We went to the farmers market this past weekend and got some great meats and cheeses, but sadly the only vegetables available were potatoes...and some greenhouse sprouts. But winter is surely on its way out and before we know it the beginning of spring will be marked with the first asparagus...I can't wait. I want Eddie's first taste of asparagus to be of a crisp, tangy and sweet tiny bud from Mick Klug's farm and not of the woody stalks from some South American country. I want this for two main reasons: taste and politics. Yes, you can buy asparagus right now at the grocery store, but you will sacrifice taste for the convenience of having them now. Asparagus' lifespan as an edible botanical is very short-lived: the minute it is cut, it begins to decompose quickly. So imagine what a several hour airplane ride to simply transport it from the southern hemisphere to our grocery stores does to the tasty veggie? And then think about all the fossil fuels used to transport it. On top of that, think about the underpaid laborers in that South American land whom harvest those stalks. This is why I'd rather wait all year for asparagus and buy them from farmers, from the people who actually tended the soil and harvested the plant.

I am ready for spring. I am ready for spring not only for the farmers market's bounty but also because I have vowed to convert some of our backyard into an herb and vegetable garden partially for my own selfish desire to have the freshest product possible for meals, but also for little Eddie to grow up with recognition of and an appreciation for fresh food...along with all the forms of life from ant to butterfly that ocompany the garden. And I really want a compost heap - we produce way too much waste that ends up in the black garbage bins in our alley (and god knows where those end up) that could be put back into the land and help fertilize our garden.

And so it is in this light that I feel a tremendous sense of hope for the future - the last vegetable garden, a.k.a. Victory Garden, at the White House was planted by Eleanor Roosevelt to symbolically reduce pressure on the public food supply.
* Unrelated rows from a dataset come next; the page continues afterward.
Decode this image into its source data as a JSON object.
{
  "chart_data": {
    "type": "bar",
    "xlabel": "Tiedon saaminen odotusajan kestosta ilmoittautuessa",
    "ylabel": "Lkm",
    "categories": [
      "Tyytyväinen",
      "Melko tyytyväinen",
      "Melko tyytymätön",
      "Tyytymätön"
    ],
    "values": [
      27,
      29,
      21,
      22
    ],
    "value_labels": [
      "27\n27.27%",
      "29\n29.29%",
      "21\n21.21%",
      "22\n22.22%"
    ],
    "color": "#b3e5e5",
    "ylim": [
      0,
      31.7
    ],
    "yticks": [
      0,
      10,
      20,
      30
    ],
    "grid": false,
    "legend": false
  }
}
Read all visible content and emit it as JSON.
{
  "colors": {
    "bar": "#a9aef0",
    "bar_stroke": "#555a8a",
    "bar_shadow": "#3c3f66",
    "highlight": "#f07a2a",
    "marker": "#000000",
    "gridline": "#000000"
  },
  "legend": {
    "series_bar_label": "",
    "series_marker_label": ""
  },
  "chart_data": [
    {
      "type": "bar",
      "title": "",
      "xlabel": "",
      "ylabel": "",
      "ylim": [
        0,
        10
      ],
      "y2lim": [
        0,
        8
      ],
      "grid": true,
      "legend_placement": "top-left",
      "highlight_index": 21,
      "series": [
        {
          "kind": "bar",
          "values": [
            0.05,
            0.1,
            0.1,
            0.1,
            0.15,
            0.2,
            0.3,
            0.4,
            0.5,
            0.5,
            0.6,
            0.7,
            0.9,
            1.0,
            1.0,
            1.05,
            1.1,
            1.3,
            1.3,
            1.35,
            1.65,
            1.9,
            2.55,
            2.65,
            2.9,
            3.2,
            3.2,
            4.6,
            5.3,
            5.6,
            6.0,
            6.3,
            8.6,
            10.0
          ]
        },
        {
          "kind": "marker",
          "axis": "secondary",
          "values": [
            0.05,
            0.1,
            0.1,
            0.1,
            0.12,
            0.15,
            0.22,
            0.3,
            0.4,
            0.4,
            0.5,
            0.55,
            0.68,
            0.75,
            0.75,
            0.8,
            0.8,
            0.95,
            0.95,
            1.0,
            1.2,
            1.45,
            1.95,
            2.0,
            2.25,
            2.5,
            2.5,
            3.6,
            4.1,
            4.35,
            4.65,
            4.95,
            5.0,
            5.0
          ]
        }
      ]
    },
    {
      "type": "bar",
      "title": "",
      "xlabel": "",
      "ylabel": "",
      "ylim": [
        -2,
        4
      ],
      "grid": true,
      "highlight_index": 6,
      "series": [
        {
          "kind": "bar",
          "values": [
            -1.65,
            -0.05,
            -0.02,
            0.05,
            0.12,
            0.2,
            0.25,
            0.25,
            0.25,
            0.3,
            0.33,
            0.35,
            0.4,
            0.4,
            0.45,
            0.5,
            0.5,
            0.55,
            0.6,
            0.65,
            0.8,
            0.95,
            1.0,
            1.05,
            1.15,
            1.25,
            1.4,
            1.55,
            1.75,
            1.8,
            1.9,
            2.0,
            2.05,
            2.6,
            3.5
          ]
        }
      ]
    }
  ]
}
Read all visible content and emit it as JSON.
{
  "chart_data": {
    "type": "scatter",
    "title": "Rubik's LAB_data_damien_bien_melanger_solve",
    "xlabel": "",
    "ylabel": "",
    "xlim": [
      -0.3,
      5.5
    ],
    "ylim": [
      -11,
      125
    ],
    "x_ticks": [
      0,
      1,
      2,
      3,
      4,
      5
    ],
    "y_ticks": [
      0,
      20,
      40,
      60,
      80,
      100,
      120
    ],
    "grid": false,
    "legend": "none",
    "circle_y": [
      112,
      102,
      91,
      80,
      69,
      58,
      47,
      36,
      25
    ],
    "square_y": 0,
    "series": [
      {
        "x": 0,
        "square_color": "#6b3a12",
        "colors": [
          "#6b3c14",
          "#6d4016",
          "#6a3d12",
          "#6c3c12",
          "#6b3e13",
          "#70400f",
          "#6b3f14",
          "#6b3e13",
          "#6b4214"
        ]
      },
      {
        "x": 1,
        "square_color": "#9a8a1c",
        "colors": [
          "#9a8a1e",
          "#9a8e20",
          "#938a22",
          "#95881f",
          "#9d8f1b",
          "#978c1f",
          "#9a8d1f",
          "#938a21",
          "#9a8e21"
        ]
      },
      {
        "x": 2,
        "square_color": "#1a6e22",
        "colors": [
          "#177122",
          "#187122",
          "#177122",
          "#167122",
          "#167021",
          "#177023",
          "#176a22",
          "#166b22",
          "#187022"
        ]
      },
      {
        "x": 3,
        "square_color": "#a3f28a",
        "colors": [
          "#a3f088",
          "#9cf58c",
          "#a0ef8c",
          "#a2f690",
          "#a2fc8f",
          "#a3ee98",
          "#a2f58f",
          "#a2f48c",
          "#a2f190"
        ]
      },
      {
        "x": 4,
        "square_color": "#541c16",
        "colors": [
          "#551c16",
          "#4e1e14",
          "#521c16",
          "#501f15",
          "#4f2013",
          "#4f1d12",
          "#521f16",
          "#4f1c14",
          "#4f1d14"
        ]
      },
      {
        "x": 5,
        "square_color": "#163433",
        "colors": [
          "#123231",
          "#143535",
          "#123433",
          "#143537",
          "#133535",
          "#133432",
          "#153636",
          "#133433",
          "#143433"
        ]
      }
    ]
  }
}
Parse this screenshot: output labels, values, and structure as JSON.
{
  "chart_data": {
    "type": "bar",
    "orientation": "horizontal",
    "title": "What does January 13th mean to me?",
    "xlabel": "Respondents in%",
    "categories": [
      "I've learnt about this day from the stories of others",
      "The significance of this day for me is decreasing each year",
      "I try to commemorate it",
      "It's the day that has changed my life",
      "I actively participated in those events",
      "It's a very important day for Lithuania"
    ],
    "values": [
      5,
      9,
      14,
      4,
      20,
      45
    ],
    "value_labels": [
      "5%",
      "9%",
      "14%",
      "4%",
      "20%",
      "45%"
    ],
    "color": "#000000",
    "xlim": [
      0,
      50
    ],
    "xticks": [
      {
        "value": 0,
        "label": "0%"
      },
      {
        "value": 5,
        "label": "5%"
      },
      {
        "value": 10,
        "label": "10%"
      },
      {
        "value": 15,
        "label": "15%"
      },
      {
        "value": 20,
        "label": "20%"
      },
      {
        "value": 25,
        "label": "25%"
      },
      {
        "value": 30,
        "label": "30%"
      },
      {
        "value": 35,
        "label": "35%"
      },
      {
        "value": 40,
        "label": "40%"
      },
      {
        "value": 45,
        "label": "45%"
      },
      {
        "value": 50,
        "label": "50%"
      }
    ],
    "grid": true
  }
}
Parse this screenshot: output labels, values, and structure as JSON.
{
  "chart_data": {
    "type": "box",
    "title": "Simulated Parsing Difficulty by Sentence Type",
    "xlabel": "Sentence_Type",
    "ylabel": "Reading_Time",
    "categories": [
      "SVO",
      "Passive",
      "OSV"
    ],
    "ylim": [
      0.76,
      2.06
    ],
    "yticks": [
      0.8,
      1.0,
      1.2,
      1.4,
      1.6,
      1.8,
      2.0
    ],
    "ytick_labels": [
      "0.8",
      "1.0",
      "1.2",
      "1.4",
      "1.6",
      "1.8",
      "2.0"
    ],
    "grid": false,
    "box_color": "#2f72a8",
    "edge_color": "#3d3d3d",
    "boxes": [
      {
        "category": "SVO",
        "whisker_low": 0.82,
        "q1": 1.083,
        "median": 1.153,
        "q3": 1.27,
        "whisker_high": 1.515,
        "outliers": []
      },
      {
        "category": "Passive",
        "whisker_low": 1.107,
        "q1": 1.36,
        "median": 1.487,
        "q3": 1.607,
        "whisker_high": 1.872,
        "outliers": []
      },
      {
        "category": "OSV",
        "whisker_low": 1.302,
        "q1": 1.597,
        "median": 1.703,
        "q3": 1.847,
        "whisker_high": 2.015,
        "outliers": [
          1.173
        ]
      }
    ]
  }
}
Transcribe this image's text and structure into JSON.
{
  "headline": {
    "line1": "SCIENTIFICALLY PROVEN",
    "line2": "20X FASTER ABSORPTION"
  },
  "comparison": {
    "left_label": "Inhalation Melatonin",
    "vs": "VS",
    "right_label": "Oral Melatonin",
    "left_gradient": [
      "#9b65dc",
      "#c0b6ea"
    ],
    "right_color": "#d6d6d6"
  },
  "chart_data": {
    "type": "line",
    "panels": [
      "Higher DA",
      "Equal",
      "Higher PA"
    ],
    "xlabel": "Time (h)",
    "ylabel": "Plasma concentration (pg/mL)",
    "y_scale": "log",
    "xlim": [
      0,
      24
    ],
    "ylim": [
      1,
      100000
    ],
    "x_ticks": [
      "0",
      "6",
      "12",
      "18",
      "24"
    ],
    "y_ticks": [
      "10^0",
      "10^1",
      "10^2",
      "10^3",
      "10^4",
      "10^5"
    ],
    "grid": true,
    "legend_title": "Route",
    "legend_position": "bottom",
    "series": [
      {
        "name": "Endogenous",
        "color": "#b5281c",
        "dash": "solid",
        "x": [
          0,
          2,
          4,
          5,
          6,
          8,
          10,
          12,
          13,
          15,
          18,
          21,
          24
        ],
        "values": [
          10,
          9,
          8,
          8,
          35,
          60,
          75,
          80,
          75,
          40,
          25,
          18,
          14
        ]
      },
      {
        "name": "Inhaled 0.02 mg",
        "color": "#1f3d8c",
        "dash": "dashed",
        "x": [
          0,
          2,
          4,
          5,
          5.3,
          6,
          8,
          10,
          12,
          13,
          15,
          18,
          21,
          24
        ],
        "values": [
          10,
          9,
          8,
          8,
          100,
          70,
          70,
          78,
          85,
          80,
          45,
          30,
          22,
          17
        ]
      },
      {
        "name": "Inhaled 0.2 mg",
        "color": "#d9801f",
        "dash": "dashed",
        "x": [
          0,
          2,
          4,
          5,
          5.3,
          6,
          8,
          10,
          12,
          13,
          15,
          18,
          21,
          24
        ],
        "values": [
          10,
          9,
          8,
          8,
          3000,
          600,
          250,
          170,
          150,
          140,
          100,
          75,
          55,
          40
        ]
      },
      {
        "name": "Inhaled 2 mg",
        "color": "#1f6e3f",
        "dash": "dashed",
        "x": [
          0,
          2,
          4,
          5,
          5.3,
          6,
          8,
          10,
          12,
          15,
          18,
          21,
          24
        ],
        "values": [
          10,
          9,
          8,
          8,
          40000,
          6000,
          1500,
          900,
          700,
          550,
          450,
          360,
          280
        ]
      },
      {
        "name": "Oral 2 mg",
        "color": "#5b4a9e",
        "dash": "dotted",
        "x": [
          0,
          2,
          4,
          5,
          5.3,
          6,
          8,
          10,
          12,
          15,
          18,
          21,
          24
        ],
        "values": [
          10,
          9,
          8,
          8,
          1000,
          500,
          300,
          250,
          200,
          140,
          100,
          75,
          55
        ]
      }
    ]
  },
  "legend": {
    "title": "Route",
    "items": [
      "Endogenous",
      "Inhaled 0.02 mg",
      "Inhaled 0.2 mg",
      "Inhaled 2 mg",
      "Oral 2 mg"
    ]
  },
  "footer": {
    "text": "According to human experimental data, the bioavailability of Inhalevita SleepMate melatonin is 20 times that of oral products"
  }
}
Michelle Obama (with urging from Alice Waters, by the way) decided to plant an organic vegetable garden in a similar symbolic fashion, acknowledging the importance of healthy, locally grown food and the use of the garden as a classroom, an educational tool for youth - a concept which was at the heart of the mission of the Organic School Project. Our founder, Greg Christian, firmly believed that the only way to get kids to even try new foods was to grow them, and so we worked to get gardens into Chicago Public Schools. Now my life is in a way simpler...I am no longer fighting a big system to use the school garden's parsley in the school meals or trying to raise money to feed inner city kids organic food, but I am still deeply connected to those ideals in the ways I am raising Eddie. I may not be changing the lives of many for the better, but I am devoting myself to the well-being of one...and that feels pretty good too.